Friday, March 25, 2011

What is Information Literacy?

Information literacy emerged as focused area in libraries and information management in recent years . The phrase has developed various meanings over the past couple of decades, However, ACRL Information Literacy Competency Standards, defined information literacy:
Information literacy is a set of abilities requiring individuals to "recognize when information is needed and have the ability to locate, evaluate, and use effectively the needed information."1

 the standards are both broad and deep and list the the basic standards as following:

    1. The information literate student determines the nature and extent of the information needed.
    2. The information literate student accesses needed information effectively and efficiently.
    3. The information literate student evaluates information and its sources critically and incorporates selected information into his or her knowledge base and value system.
    4. The information literate student, individually or as a member of a group, uses information effectively to accomplish a specific purpose.
    5. The information literate student understands many of the economic, legal, and social issues surrounding the use of information and accesses and uses information ethically and legally.
 He argued:

Standards 1 and 2 are, in my opinion, the ones that librarians would typically have the most direct effect on, though often in relatively limited circumstances. Many of us in academic libraries routinely teach students how to find the kind of information they need for research, and give them suggestions on how to evaluate it which they may or may not apply.
I'm not sure who besides the student could be responsible for Standard 3, and I have no idea how that would be assessed in any broad way. What's clear from the research I've read about is that most people have trouble incorporating new information into their knowledge base and value system, especially if it conflicts with values they already hold. But a rigorous liberal education should help people get past that barrier. Regardless, Standard 3 is really quite expansive, and unless they're actually teaching an information literacy class (or a writing class, where I've worked on this with students), librarians typically aren't working with students to evaluate information in any depth or look at sources critically. This requires that both the librarian and the student have read the work.  I could be mistaken, though. How many librarians out there discuss any books or articles in depth with students and help them evaluate them critically? Pointing out how to tell primary from secondary sources or scholarly from popular articles is one thing, or doing a quick website evaluation to show that some website is biased or unauthoritative, but those are relatively superficial compared to reading and discussing works with students, and it's the reading and discussion that teaches students how to evaluate well and signals whether something has been comprehended, much less evaluated.

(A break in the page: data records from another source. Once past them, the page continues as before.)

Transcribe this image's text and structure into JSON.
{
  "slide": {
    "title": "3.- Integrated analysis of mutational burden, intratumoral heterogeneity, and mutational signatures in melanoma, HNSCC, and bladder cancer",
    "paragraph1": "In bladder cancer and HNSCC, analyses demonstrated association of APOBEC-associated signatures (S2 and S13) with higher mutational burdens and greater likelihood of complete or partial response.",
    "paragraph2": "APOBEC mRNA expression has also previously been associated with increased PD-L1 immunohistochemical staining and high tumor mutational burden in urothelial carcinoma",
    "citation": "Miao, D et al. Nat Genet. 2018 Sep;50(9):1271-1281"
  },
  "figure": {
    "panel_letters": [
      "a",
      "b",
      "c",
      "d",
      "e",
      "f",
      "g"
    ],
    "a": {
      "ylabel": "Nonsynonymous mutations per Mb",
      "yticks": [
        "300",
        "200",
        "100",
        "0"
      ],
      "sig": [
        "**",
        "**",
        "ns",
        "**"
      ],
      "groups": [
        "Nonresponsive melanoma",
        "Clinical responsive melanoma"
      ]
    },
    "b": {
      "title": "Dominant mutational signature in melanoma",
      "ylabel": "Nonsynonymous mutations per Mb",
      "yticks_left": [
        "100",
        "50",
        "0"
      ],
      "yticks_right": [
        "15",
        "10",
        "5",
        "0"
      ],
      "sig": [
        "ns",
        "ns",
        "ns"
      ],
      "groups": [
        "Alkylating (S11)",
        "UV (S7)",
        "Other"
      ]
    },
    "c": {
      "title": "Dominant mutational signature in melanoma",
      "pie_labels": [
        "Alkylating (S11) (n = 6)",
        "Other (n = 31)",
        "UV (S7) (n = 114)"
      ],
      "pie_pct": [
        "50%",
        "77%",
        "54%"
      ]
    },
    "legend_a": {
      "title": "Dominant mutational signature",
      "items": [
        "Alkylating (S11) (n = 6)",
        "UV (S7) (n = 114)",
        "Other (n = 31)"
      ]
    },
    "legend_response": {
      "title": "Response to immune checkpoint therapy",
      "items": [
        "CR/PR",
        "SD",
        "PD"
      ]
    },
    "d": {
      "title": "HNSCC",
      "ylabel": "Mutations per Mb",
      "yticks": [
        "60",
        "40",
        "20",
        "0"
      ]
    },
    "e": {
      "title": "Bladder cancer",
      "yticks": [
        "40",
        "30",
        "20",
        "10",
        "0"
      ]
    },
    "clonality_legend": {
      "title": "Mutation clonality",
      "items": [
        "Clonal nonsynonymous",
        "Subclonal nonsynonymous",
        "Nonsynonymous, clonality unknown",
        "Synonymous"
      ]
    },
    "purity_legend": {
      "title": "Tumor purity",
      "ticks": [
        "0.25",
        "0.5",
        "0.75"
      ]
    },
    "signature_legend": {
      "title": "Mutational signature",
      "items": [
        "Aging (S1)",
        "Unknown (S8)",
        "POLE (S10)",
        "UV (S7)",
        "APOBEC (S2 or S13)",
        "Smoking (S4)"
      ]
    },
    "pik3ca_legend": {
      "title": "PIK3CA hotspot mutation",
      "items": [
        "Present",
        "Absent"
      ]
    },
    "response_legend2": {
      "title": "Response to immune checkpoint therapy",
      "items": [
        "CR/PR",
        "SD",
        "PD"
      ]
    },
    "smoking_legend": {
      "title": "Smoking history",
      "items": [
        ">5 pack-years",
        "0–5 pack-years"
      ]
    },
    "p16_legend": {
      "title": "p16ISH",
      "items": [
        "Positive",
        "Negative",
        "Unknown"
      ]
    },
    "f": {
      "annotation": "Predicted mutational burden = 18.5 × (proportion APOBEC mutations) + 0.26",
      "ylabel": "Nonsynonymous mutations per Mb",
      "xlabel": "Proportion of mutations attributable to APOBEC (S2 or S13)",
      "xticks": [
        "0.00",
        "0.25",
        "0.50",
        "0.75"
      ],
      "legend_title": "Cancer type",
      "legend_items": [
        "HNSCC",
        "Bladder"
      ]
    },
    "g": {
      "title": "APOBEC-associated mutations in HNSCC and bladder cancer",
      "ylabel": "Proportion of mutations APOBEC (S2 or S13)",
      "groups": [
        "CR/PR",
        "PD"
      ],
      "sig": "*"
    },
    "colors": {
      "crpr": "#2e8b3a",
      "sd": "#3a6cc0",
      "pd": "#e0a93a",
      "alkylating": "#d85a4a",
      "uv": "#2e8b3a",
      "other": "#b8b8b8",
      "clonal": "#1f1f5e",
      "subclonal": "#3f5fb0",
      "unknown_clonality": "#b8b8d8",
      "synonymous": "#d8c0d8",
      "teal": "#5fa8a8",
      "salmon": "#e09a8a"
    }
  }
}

I'll grant it can happen, and just last week I helped a student working on an essay by discussing the course reading with him and helping him generate ideas, but that's unusual.
Standard 4 is also goes beyond the level of student involvement that most librarians have. Accomplishing a specific purpose can be interpreted many ways, but the specific purpose of most students I see is writing a research essay of some kind. I help them find sources, discuss the different kinds of sources their are and what they could do for an essay, but I don't work with them in the way that instructors would, and I'm usually not in a position to know if they've accomplished their task well. When I teach writing, I do work with students to help them write research essays, which often involves seeing how students use their sources in their writing and teaching them how to use the sources more appropriately. That's work I could do as a librarian, but it's not work I normally do. Librarians who teach courses that have research components have that sort of direct role, but other than that how many do? In addition, the Standard implies that this can be done repeatedly, for any project. Given the relatively limited time most librarians have directly with students, how much would our direct teaching enable students to reach that point without significantly more guidance than we typically give?
Standard 5 is a complete washout, because no one but librarians and publishers seems to care much how information is acquired as long as it's easily acquired. I've written before arguing that the legal and economic barriers to scholarly information are incompatible with scholarly values. For example, if scholars want access to articles their library can't get for some reason, they'll go through informal and technically illegal channels to get those articles. Standard 5 says the information literate person uses information ethically and legally, but I think there are cases where scholarly ethics and copyright law conflict. The very willingness of otherwise ethical scholars to defy certain copyright laws supports my point. Though I wouldn't advocate piracy of copyrighted information to anyone, this standard contains more than just "literacy." It's an ethical injunction as much as anything, and for the other standards to be met, sometimes it might be necessary to acquire something illegally. Finding information and incorporating it into your worldview to accomplish a task isn't the same as using the information legally.

Notes

  1.    American Library Association. Presidential Committee on Information Literacy. Final Report.(Chicago: American Library Association, 1989.)